Cameron Simpson cs at cskk.id.au
Mon Dec 24 19:33:13 EST 2018


On 24Dec2018 16:29, Avi Gross <avigross at verizon.net> wrote:
>But none of this applies to my original question. I am talking about 
>whether anyone has created a general framework for a much simpler 
>scenario. Loosely speaking, I might be asked to create a list of 
>objects or functions that somehow can be started independently in the 
>same way. I hand this over to some module that takes my list and does 
>the rest and eventually returns results. That module might accept 
>additional choices and instructions that fine tune things. But the 
>overall code might look like:
>
>Import some module
>Make a new object that will run things for me as some kind of controller.
>Invoke incantations on that controller that include setting things and especially getting it the list of things to do.
>I ask it to get started and either wait or go do something else.
>At some later point I find it has completed. The results of the problem 
>are somewhere I can reach. Perhaps there are logs I can search to see 
>more details like which methods quit or were stopped or what their last 
>result was before ...

Well, I have a pair of modules named "cs.result" and "cs.later" in PyPI 
which offer this.  I imagine the futures module also does: I had 
cs.later before that arrived.

cs.result has a class called a Result, instances are objects with a 
.result attribute which may be fulfilled later; they're also callable 
which returns the .result - when it becomes ready.  cs.later is a 
capacity managed queue using these Result objects.

Basicly, you can use a cs.later.Later to submit functions to be run, or 
make cs.result.Results directly and tell them to fulfil with an 
arbitrary function. Both of these dispatch Threads to run the function.
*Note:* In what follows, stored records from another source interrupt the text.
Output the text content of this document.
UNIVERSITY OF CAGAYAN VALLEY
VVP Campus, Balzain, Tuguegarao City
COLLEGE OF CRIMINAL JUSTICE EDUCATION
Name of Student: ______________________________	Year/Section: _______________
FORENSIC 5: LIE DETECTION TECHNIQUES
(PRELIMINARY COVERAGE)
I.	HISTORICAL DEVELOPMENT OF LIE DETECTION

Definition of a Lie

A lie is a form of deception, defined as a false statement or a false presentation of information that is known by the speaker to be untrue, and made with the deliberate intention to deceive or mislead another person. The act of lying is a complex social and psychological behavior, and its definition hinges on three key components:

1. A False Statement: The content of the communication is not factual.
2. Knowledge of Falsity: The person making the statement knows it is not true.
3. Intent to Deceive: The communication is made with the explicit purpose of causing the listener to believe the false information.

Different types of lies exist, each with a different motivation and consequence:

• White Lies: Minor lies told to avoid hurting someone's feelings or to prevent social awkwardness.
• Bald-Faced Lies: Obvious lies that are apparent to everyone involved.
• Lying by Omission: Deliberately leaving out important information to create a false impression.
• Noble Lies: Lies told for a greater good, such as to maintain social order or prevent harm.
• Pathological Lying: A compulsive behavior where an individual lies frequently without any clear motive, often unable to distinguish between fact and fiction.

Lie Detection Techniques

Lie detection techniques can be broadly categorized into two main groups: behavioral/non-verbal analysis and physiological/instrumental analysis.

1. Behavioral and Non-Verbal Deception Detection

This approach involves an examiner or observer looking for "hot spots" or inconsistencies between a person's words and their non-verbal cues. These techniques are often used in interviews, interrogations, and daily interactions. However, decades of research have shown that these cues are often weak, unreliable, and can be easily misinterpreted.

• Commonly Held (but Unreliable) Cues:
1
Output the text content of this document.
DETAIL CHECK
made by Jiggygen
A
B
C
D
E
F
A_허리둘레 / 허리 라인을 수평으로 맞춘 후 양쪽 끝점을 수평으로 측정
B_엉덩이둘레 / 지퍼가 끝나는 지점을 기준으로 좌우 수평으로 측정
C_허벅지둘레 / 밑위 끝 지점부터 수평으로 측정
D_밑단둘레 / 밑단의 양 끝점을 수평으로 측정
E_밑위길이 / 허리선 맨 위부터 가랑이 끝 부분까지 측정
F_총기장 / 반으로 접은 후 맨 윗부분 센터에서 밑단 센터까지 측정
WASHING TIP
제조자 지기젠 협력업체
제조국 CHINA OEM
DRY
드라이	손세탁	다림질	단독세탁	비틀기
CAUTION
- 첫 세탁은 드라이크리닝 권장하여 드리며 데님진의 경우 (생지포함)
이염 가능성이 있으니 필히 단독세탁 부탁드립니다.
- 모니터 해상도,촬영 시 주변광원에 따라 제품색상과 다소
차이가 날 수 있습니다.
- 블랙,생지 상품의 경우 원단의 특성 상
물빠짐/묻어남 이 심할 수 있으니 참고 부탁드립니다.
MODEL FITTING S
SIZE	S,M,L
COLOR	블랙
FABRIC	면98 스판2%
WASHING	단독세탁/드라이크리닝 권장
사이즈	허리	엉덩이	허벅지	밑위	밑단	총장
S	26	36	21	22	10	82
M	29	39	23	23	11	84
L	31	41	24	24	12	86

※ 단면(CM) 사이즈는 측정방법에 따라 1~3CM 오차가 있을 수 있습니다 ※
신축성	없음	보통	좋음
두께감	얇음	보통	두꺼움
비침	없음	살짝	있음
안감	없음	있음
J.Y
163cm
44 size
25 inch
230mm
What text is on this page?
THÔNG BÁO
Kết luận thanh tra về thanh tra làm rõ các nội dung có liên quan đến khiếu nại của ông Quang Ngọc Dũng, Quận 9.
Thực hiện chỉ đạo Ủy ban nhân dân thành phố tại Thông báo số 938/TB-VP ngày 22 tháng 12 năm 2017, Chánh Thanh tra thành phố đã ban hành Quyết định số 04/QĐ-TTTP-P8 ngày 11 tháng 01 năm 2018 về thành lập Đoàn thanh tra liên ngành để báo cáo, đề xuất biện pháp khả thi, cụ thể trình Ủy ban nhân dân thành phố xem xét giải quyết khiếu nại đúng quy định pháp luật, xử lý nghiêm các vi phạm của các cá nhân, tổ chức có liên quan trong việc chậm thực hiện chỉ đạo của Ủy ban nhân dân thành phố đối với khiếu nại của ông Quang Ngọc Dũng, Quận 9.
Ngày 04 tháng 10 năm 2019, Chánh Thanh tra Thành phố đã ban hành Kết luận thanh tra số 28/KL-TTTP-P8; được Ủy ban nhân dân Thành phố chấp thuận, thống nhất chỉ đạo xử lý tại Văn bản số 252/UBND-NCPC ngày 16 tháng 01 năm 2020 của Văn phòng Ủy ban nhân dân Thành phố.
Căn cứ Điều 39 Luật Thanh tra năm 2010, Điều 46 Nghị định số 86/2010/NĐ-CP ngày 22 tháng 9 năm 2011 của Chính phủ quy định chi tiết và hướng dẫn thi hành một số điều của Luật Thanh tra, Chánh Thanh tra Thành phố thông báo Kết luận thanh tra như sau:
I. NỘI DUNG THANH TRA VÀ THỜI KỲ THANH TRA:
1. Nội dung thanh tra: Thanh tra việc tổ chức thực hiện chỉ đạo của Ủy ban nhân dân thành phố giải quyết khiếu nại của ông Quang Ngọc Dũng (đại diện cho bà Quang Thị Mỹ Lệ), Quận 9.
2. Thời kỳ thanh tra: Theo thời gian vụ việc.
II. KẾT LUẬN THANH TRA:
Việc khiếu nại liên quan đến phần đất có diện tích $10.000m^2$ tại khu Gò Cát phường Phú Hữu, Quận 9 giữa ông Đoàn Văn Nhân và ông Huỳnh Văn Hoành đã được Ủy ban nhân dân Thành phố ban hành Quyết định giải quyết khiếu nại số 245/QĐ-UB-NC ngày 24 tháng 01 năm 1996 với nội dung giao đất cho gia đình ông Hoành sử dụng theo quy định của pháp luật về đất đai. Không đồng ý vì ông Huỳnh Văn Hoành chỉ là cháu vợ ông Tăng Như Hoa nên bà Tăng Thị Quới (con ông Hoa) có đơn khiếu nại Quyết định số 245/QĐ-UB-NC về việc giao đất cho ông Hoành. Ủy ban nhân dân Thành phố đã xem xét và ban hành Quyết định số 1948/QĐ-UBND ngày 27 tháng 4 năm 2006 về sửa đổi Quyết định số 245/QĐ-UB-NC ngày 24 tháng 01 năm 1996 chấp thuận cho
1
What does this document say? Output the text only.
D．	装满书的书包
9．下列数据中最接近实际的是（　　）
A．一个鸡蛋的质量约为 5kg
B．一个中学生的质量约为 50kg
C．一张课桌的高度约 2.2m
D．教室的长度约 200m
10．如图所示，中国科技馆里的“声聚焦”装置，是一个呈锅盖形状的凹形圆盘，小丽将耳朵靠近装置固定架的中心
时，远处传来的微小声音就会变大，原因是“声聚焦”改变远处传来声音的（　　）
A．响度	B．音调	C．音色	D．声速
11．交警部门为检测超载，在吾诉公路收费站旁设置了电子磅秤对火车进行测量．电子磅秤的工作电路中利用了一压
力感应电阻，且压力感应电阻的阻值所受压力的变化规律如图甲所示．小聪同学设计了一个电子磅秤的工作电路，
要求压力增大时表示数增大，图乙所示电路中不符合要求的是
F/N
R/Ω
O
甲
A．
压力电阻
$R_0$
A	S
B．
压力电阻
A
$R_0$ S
Having submitting a bunch of functions and having the corresponding 
Results to hand, you can wait for the Results as they complete, which 
does what you're after: get the earliest result first.

Typical code looks like:

    # a Later with 4 permitted parallel tasks at a given time
    L = Later(4)
    LFs = []
    # get a LateFunction from the Later (a Result subclass)
    LF = Later.defer(function, *args, **kwargs)
    LFs.append(LF)

You can submit as many as you like, and keep them in a list for example 
such as "LFs" above.

There's a report generator function which takes a collection of Results 
and yields them as they complete.

    for LF in report(LFs):
        print(LF, "completed")

You can clearly build on this depending on your use case.

The typical implementation uses Threads, but of course a Thread can run 
a subprocess if that's sensible, and so forth, or you can use some other 
system to fulfil the Results; from the outside the user doesn't care.